Moving from Q2 to Q3, Tesla had queued up more than 10,000 vehicles that were in transit to customers on July 1. As such, Tesla provided guidance that deliveries would outpace production in Q3. This was done intentionally to stall the delivery of the 200,000th Tesla to a US customer since delivering that vehicle at the start of the new quarter meant more federal tax credit money for more customers.
On margins …
Analysts may say that the Model 3 has the potential for 30% gross margins, but that doesn’t necessarily make it so in the real world. As with any new product launch, Tesla’s margins on its early production vehicles were heavily in the negative, but that has been improving over time as early interventions on production line issues have squeezed more car out of less money and sped up production.
Tesla shared that it is on that improvement ramp and hitting some important milestones. The company gave guidance for a 15% gross margin on Model 3 in Q3, with the expectation that it will improve to 20% in Q4.
On service …
Since the Model 3 launched, Tesla has been taking a beating when it comes to service. The forums are chock full of new-to-Tesla customers and longtime Tesla customers suffering through waits of many months for single parts.
These service and parts supply chain issues are to be expected, but they are not welcomed or excused by everyone — and not everyone appreciates the challenges as Tesla attempts to dig itself out of Model 3 production hell. As Elon shared, ramping from 1,000 deliveries per week to 6,000 per week was like “hitting a square wave.” That’s electrical engineering nerd speak for running into a brick wall.

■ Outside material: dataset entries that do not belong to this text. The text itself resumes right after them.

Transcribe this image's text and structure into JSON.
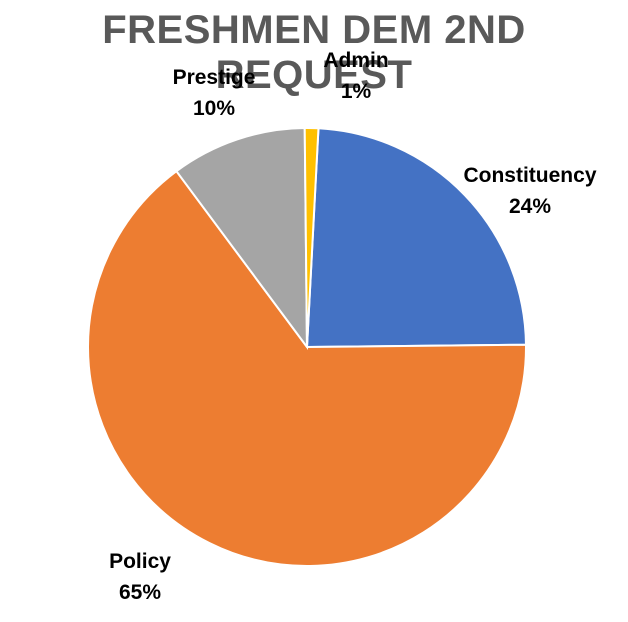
{
  "chart_data": {
    "type": "pie",
    "title": "FRESHMEN DEM 2ND REQUEST",
    "slices": [
      {
        "label": "Constituency",
        "value": 24,
        "display": "24%",
        "color": "#4472C4"
      },
      {
        "label": "Policy",
        "value": 65,
        "display": "65%",
        "color": "#ED7D31"
      },
      {
        "label": "Prestige",
        "value": 10,
        "display": "10%",
        "color": "#A5A5A5"
      },
      {
        "label": "Admin",
        "value": 1,
        "display": "1%",
        "color": "#FFC000"
      }
    ],
    "start_angle_deg": 3,
    "direction": "clockwise",
    "legend": "none",
    "data_labels": "outside"
  }
}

To combat these issues, Tesla continues to pour itself into service, opening 8 new stores even as it laid off 9% of its staff just a few months back. Curiously, new job postings are up from just over 1,500 active new job postings to just over 2,000 postings as Tesla seeks to build the organization it always wanted to be. Tesla closed Q2 with 347 locations worldwide. Now at 40,000 strong, Tesla is feeling the pain of being a global company that’s still trying to act like a startup all these years later. And, as Elon shared in a recent Bloomberg interview, when you have 40,000 employees, you’re bound to have a large variety of disgruntled employees and employee problems as well.

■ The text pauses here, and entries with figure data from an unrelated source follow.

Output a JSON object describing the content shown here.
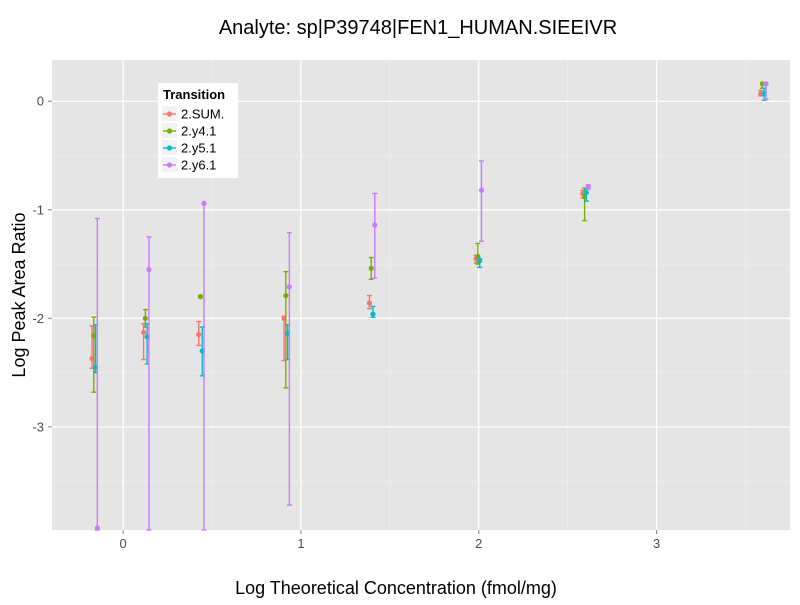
{
  "chart_data": {
    "type": "scatter",
    "title": "Analyte: sp|P39748|FEN1_HUMAN.SIEEIVR",
    "xlabel": "Log Theoretical Concentration (fmol/mg)",
    "ylabel": "Log Peak Area Ratio",
    "xlim": [
      -0.4,
      3.75
    ],
    "ylim": [
      -3.95,
      0.38
    ],
    "x_ticks": [
      0,
      1,
      2,
      3
    ],
    "y_ticks": [
      -3,
      -2,
      -1,
      0
    ],
    "x_tick_labels": [
      "0",
      "1",
      "2",
      "3"
    ],
    "y_tick_labels": [
      "-3",
      "-2",
      "-1",
      "0"
    ],
    "grid": true,
    "error_bars": true,
    "legend": {
      "title": "Transition",
      "position": "top-left",
      "entries": [
        "2.SUM.",
        "2.y4.1",
        "2.y5.1",
        "2.y6.1"
      ]
    },
    "series": [
      {
        "name": "2.SUM.",
        "color": "#F8766D",
        "points": [
          {
            "x": -0.175,
            "y": -2.37,
            "lo": -2.46,
            "hi": -2.07
          },
          {
            "x": 0.115,
            "y": -2.13,
            "lo": -2.38,
            "hi": -2.05
          },
          {
            "x": 0.425,
            "y": -2.15,
            "lo": -2.25,
            "hi": -2.03
          },
          {
            "x": 0.905,
            "y": -2.0,
            "lo": -2.39,
            "hi": -1.98
          },
          {
            "x": 1.385,
            "y": -1.86,
            "lo": -1.91,
            "hi": -1.79
          },
          {
            "x": 1.985,
            "y": -1.45,
            "lo": -1.49,
            "hi": -1.42
          },
          {
            "x": 2.585,
            "y": -0.85,
            "lo": -0.89,
            "hi": -0.82
          },
          {
            "x": 3.585,
            "y": 0.07,
            "lo": 0.05,
            "hi": 0.1
          }
        ]
      },
      {
        "name": "2.y4.1",
        "color": "#7CAE00",
        "points": [
          {
            "x": -0.165,
            "y": -2.16,
            "lo": -2.68,
            "hi": -1.99
          },
          {
            "x": 0.125,
            "y": -2.0,
            "lo": -2.08,
            "hi": -1.92
          },
          {
            "x": 0.435,
            "y": -1.8,
            "lo": -1.81,
            "hi": -1.79
          },
          {
            "x": 0.915,
            "y": -1.79,
            "lo": -2.64,
            "hi": -1.57
          },
          {
            "x": 1.395,
            "y": -1.54,
            "lo": -1.64,
            "hi": -1.44
          },
          {
            "x": 1.995,
            "y": -1.43,
            "lo": -1.5,
            "hi": -1.31
          },
          {
            "x": 2.595,
            "y": -0.88,
            "lo": -1.1,
            "hi": -0.8
          },
          {
            "x": 3.595,
            "y": 0.16,
            "lo": 0.12,
            "hi": 0.17
          }
        ]
      },
      {
        "name": "2.y5.1",
        "color": "#00BFC4",
        "points": [
          {
            "x": -0.155,
            "y": -2.45,
            "lo": -2.5,
            "hi": -2.06
          },
          {
            "x": 0.135,
            "y": -2.17,
            "lo": -2.42,
            "hi": -2.05
          },
          {
            "x": 0.445,
            "y": -2.3,
            "lo": -2.53,
            "hi": -2.08
          },
          {
            "x": 0.925,
            "y": -2.14,
            "lo": -2.38,
            "hi": -2.06
          },
          {
            "x": 1.405,
            "y": -1.96,
            "lo": -1.99,
            "hi": -1.89
          },
          {
            "x": 2.005,
            "y": -1.47,
            "lo": -1.53,
            "hi": -1.45
          },
          {
            "x": 2.605,
            "y": -0.84,
            "lo": -0.92,
            "hi": -0.81
          },
          {
            "x": 3.605,
            "y": 0.07,
            "lo": 0.01,
            "hi": 0.12
          }
        ]
      },
      {
        "name": "2.y6.1",
        "color": "#C77CFF",
        "points": [
          {
            "x": -0.145,
            "y": -3.93,
            "lo": -3.95,
            "hi": -1.08
          },
          {
            "x": 0.145,
            "y": -1.55,
            "lo": -3.95,
            "hi": -1.25
          },
          {
            "x": 0.455,
            "y": -0.94,
            "lo": -3.95,
            "hi": -0.94
          },
          {
            "x": 0.935,
            "y": -1.71,
            "lo": -3.72,
            "hi": -1.21
          },
          {
            "x": 1.415,
            "y": -1.14,
            "lo": -1.63,
            "hi": -0.85
          },
          {
            "x": 2.015,
            "y": -0.82,
            "lo": -1.29,
            "hi": -0.55
          },
          {
            "x": 2.615,
            "y": -0.79,
            "lo": -0.81,
            "hi": -0.77
          },
          {
            "x": 3.615,
            "y": 0.16,
            "lo": 0.02,
            "hi": 0.17
          }
        ]
      }
    ]
  }
}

In parallel, Tesla is ramping up its mobile service fleet “mostly in the US” and it expects to be gradually rolling this out around the world as it customizes service for each new geography. Without a doubt, they intend to be operating as smoothly as possible when they roll up to the first customers in fresh regions.
Customers have shown a clear preference for having their vehicles serviced at home and I can attest to just how much easier it was to have a mobile service tech pull up out front and replace the first-generation door handles on our Model S in our garage. That was much easier than it would have been to get the car upgraded at a service center.
On chaaaaaging ….
Tesla has ramped up its Supercharging installations as well, maintaining a breakneck installation rate that saw 103 new locations and 1,308 new stations opened in Q2. Those installations pushed Tesla over the 10,000 mark, with the 10,000th Supercharging stall being activated in late June.

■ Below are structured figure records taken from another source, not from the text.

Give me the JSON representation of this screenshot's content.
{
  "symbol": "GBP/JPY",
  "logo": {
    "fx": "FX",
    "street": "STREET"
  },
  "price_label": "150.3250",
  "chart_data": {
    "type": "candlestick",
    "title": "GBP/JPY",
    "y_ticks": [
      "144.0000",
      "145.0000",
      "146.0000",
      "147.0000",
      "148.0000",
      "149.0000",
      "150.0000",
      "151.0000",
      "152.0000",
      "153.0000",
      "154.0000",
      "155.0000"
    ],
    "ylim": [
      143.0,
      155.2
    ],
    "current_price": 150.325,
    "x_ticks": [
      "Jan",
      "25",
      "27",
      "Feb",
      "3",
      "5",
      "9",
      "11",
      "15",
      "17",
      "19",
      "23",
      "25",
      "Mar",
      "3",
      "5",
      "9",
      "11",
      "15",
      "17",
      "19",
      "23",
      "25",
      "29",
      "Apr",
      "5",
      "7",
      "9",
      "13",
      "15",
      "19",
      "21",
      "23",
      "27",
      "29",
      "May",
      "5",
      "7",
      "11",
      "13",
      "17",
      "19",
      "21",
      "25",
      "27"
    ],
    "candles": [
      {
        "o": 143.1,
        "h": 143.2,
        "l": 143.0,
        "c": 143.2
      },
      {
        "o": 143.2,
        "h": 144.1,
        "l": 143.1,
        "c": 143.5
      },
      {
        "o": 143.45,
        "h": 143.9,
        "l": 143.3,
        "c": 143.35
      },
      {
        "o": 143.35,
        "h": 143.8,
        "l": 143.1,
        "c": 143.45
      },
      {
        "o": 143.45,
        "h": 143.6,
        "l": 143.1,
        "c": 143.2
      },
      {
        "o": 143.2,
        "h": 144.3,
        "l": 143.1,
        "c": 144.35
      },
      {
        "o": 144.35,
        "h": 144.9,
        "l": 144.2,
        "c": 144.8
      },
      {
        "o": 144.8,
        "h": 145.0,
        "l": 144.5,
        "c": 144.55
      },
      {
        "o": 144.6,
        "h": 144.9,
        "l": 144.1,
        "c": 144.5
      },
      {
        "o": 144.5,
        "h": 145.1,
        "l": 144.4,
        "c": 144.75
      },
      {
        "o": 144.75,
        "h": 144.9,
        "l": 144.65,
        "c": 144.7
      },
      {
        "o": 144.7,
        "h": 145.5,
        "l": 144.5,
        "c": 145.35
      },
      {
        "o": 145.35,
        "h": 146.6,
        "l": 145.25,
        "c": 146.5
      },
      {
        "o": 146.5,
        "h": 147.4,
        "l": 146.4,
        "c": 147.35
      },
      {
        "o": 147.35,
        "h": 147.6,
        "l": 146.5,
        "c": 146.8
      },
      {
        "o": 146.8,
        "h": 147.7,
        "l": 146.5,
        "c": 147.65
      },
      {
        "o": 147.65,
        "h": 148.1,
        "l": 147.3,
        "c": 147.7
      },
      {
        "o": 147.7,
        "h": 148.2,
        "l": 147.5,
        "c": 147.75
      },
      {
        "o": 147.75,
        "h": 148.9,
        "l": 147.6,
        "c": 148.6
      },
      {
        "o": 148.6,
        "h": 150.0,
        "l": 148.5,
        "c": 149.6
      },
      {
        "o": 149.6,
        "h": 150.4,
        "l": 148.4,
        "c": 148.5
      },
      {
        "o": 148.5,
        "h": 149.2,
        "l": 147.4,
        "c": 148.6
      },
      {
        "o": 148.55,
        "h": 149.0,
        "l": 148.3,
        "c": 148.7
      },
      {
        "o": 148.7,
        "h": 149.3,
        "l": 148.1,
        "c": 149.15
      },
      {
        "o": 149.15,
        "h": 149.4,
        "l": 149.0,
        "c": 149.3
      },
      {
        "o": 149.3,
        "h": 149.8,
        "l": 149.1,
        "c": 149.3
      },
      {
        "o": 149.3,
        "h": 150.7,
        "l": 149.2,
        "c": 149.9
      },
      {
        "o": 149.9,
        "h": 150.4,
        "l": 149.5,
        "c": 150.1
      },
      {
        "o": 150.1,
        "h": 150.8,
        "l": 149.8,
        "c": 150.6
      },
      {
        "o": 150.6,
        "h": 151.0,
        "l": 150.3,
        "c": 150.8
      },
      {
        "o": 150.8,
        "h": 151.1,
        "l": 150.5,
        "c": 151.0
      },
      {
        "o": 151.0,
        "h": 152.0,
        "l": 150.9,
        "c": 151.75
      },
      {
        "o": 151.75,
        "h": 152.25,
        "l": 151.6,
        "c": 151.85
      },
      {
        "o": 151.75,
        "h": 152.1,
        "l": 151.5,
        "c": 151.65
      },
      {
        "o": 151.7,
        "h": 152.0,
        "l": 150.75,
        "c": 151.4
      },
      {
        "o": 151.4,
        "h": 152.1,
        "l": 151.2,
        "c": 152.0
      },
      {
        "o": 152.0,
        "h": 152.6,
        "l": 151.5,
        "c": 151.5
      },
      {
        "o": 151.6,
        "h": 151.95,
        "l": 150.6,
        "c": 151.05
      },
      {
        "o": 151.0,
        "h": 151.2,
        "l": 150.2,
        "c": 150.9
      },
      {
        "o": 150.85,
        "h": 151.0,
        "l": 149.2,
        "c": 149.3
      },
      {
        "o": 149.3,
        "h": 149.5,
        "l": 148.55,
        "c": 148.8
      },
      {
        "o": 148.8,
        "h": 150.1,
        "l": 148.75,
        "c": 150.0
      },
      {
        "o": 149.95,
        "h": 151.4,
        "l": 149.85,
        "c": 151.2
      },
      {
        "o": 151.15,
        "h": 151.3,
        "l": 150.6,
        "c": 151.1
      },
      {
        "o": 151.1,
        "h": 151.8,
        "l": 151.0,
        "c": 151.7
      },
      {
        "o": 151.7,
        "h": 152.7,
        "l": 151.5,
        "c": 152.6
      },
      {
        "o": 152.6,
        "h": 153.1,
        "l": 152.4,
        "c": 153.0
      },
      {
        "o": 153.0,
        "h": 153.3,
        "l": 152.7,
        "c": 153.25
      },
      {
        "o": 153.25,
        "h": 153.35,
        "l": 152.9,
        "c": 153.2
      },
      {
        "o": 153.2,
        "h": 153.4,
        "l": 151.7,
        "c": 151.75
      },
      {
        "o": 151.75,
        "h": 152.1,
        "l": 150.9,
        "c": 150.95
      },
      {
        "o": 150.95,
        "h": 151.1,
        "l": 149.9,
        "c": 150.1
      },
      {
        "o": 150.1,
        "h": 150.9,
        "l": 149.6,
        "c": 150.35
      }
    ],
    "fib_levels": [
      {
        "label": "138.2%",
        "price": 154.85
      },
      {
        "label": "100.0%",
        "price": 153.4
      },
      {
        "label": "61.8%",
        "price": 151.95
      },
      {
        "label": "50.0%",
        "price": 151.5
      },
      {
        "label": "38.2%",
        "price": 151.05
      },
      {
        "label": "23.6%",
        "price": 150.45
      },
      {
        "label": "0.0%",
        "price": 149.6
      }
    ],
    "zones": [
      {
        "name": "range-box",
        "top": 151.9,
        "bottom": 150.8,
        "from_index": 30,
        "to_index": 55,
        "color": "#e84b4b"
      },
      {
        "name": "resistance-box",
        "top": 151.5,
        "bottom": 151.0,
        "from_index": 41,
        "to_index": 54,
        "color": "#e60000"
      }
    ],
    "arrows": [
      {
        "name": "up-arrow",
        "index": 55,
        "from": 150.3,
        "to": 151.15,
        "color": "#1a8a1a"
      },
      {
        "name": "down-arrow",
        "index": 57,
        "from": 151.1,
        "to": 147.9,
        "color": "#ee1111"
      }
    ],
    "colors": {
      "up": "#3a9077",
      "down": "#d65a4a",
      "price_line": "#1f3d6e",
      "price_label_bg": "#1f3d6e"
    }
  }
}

All told, there are currently 10,800 Supercharging stalls around the world and 19,200 destination chargers in Tesla’s world. That’s an impressive array of DC fast charging stations and a powerful supportive army of “regular” level 2 chargers for customers to tap into when they are out in the world. Moving forward, Tesla is working with large employers to get to work installing chargers for their employees.
This network expansion comes as Tesla announces the end of free lifetime Supercharging for even referred buyers of the Model S, X, and Model 3 Performance. It would be fascinating to see data on which Tesla models make use of the stations the most (and separated by model year), but alas, I have not been granted the keys to the Tesla kingdom … yet.